If you're setting up a Linux system to do shared hosting, is there a way to set the file/directory permissions so that everyone *can't* read everyone else's files?

Right now, my hosting account is set up chmod a+rx so that Apache can read the files in the /home/username/public_html/ directories.

But then, everyone else can read my files too...?

 

[Fallen Kell]

Well, if Apache is hosting out the file, then yes, everyone will be able to read the file(s).... If you don't want people reading stuff, do not include the "x" on the directory and no one but you, or root will be able to enter the directory. If you are trying to do secured/passworded section of a site in Apache, you need to look at .htaccess or something similar.
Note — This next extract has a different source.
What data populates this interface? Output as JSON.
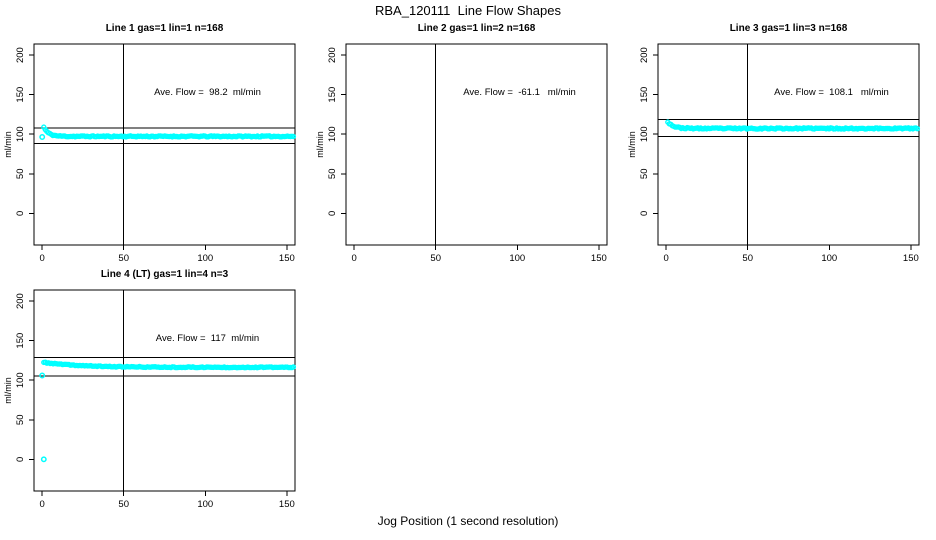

If this is your own server, well, then you should be running Apache as an apache username and apache group, and in which case, the files/directories that hold your website pages should be owned by apache:apache, not your own user account.

 

[Superwormy]

Isn't the file being owned by apache *even worse*. That means that Apache (and thus any scripts that run inside Apache (i.e. PHP)) have write access to all of your web files. Not what I want to happen...
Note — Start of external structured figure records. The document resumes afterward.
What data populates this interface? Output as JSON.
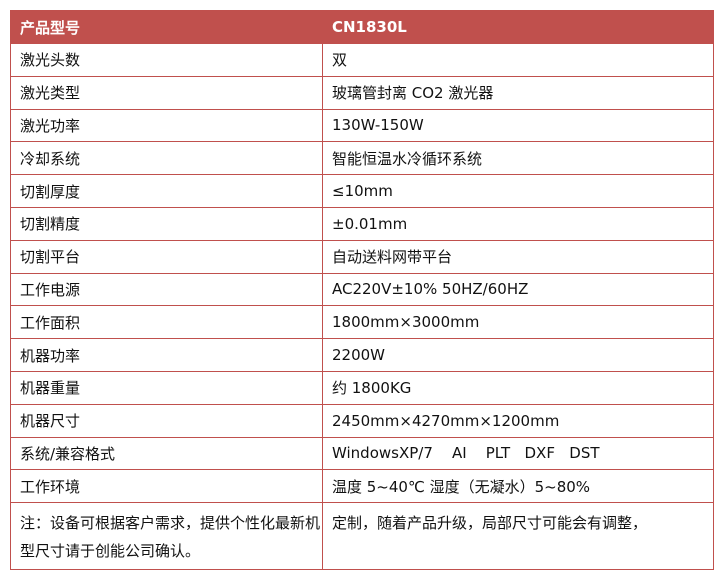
{
  "header": {
    "label": "产品型号",
    "value": "CN1830L"
  },
  "rows": [
    {
      "label": "激光头数",
      "value": "双"
    },
    {
      "label": "激光类型",
      "value": "玻璃管封离 CO2 激光器"
    },
    {
      "label": "激光功率",
      "value": "130W-150W"
    },
    {
      "label": "冷却系统",
      "value": "智能恒温水冷循环系统"
    },
    {
      "label": "切割厚度",
      "value": "≤10mm"
    },
    {
      "label": "切割精度",
      "value": "±0.01mm"
    },
    {
      "label": "切割平台",
      "value": "自动送料网带平台"
    },
    {
      "label": "工作电源",
      "value": "AC220V±10% 50HZ/60HZ"
    },
    {
      "label": "工作面积",
      "value": "1800mm×3000mm"
    },
    {
      "label": "机器功率",
      "value": "2200W"
    },
    {
      "label": "机器重量",
      "value": "约 1800KG"
    },
    {
      "label": "机器尺寸",
      "value": "2450mm×4270mm×1200mm"
    },
    {
      "label": "系统/兼容格式",
      "value": "WindowsXP/7    AI    PLT   DXF   DST"
    },
    {
      "label": "工作环境",
      "value": "温度 5~40℃ 湿度（无凝水）5~80%"
    }
  ],
  "note": {
    "left": "注：设备可根据客户需求，提供个性化最新机型尺寸请于创能公司确认。",
    "right": "定制，随着产品升级，局部尺寸可能会有调整，"
  },
  "colors": {
    "accent": "#c0504d"
  }
}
I'll look into making the directories not x. Thanks.

 

[Superwormy]

And o-x doesn't seem to do the trick either... it denies access to all of the files to Apache, so Apache can't serve anything then.

 

[Nothinman]

You could change the owning group to apache (or httpd or whatever your distro uses) so it can read the files then remove o-rwx from them.

 

[Superwormy]

Alright, I'll check that out too. Thanks.